Opinion: Safety, Litigation and CSA Data
This Opinion piece appears in the April 1 print edition of Transport Topics. Click here to subscribe today.
By R. Clay Porter
Dennis, Corry, Porter & Smith LLP
As a lawyer who has devoted almost all of the past 34 years to defending trucking companies, I have seen my share of horrendous accidents with catastrophic consequences. Some of those accidents resulted from unconscionable conduct on the part of the truck driver and, on occasion, from the conduct of the motor carrier whose thirst for profit overrode safety.
During the same period of time, other motor carriers launched truck safety programs as though there were no more important objective in the company. Despite what may be a less than favorable public image, virtually every significant truck safety innovation over the past 30 years originated within the trucking industry:
• Reflective tape began appearing on the sides of trailers long before it became mandatory.
• Extensive, ongoing driver training programs were developed and implemented even though, to this day, no such training is required.
• It is estimated that more than 70% of commercial motor vehicles on the road today electronically restrict — or govern — engine-powered speed to 68 mph or less.
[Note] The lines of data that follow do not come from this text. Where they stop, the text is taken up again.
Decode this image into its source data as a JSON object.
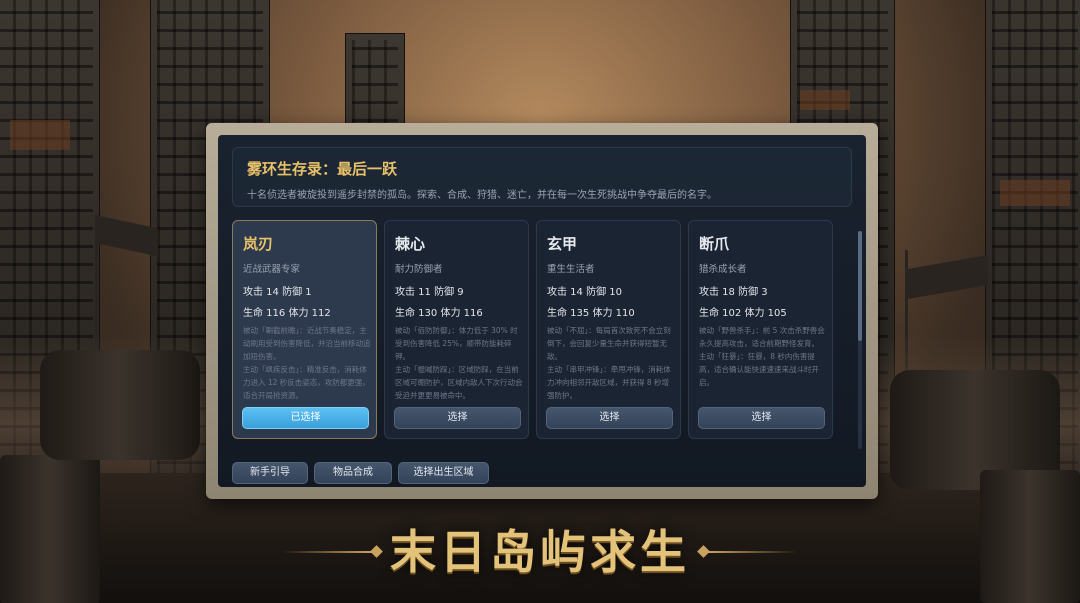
{
  "header": {
    "title": "雾环生存录：最后一跃",
    "subtitle": "十名侦选者被旋投到遥步封禁的孤岛。探索、合成、狩猎、迷亡，并在每一次生死挑战中争夺最后的名字。"
  },
  "characters": [
    {
      "name": "岚刃",
      "role": "近战武器专家",
      "attack_defense": "攻击 14 防御 1",
      "hp_stamina": "生命 116 体力 112",
      "passive": "被动「唰截前瞻」：近战节奏稳定，主动刷用受到伤害降低，并沿当前移动追加短伤害。",
      "active": "主动「飒疾反击」：精准反击，消耗体力进入 12 秒反击姿态，攻防都更强，适合开局抢资源。",
      "button": "已选择",
      "selected": true
    },
    {
      "name": "棘心",
      "role": "耐力防御者",
      "attack_defense": "攻击 11 防御 9",
      "hp_stamina": "生命 130 体力 116",
      "passive": "被动「佰防防御」：体力低于 30% 时受到伤害降低 25%，顺带防能耗碎钾。",
      "active": "主动「棍喊防踩」：区域防踩，在当前区域可绷防护，区域内敌人下次行动会受迫并更更易被命中。",
      "button": "选择",
      "selected": false
    },
    {
      "name": "玄甲",
      "role": "重生生活者",
      "attack_defense": "攻击 14 防御 10",
      "hp_stamina": "生命 135 体力 110",
      "passive": "被动「不屈」：每局首次致死不会立刻倒下，会回复少量生命并获得短暂无敌。",
      "active": "主动「串甲冲锋」：牵甩冲锋，消耗体力冲向相邻开敌区域，并获得 8 秒增强防护。",
      "button": "选择",
      "selected": false
    },
    {
      "name": "断爪",
      "role": "猎杀成长者",
      "attack_defense": "攻击 18 防御 3",
      "hp_stamina": "生命 102 体力 105",
      "passive": "被动「野兽杀手」：前 5 次击杀野兽会永久提高攻击，适合前期野怪发育。",
      "active": "主动「狂暴」：狂暴，8 秒内伤害提高，适合确认能快速速速来战斗时开启。",
      "button": "选择",
      "selected": false
    }
  ],
  "bottom_buttons": [
    "新手引导",
    "物品合成",
    "选择出生区域"
  ],
  "banner": {
    "title": "末日岛屿求生"
  },
  "colors": {
    "accent_gold": "#e8c169",
    "selected_button": "#4fb4ea",
    "panel_bg": "#19222f",
    "frame": "#b8ad99"
  }
}
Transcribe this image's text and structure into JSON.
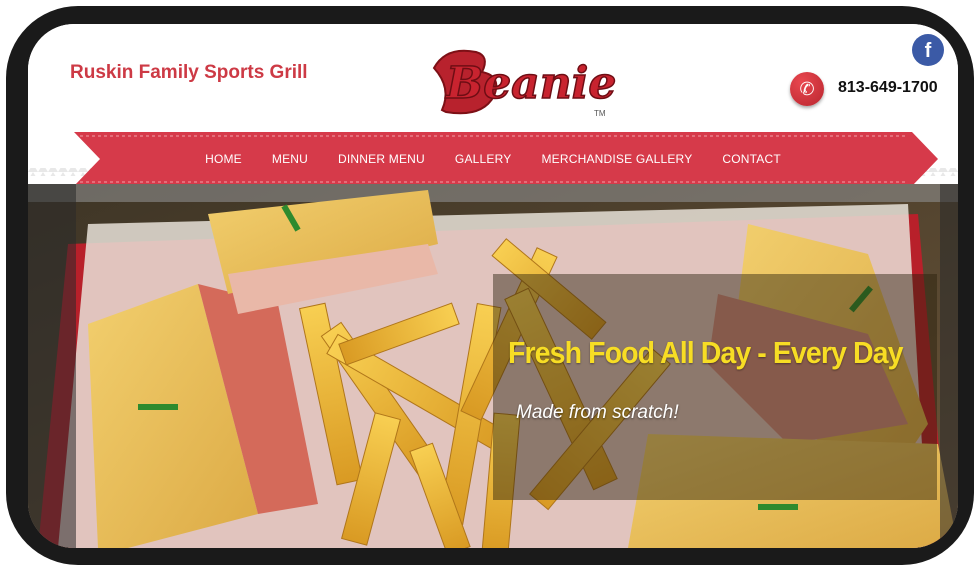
{
  "header": {
    "site_title": "Ruskin Family Sports Grill",
    "logo_text": "Beanie's",
    "logo_tm": "TM",
    "phone": "813-649-1700",
    "facebook_glyph": "f"
  },
  "nav": {
    "items": [
      {
        "label": "HOME"
      },
      {
        "label": "MENU"
      },
      {
        "label": "DINNER MENU"
      },
      {
        "label": "GALLERY"
      },
      {
        "label": "MERCHANDISE GALLERY"
      },
      {
        "label": "CONTACT"
      }
    ]
  },
  "hero": {
    "title": "Fresh Food All Day - Every Day",
    "subtitle": "Made from scratch!"
  },
  "colors": {
    "brand_red": "#cd3a45",
    "ribbon_red": "#d63a4a",
    "caption_yellow": "#f7dd24",
    "frame": "#1a1a1a"
  },
  "icons": {
    "phone": "phone-icon",
    "facebook": "facebook-icon"
  }
}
Though an industry-initiated petition to compel electronically governed speed has been pending for several years, the U.S. Department of Transportation has yet to mandate speed restriction.
• Numerous technological innovations ranging from elaborate driving simulators to onboard lane-monitoring devices were all voluntarily incorporated into driver training and monitoring regimens by motor carriers without regulatory compulsion. Hours-of-service violations have been essentially eliminated by those companies who have invested in electronic onboard recording devices.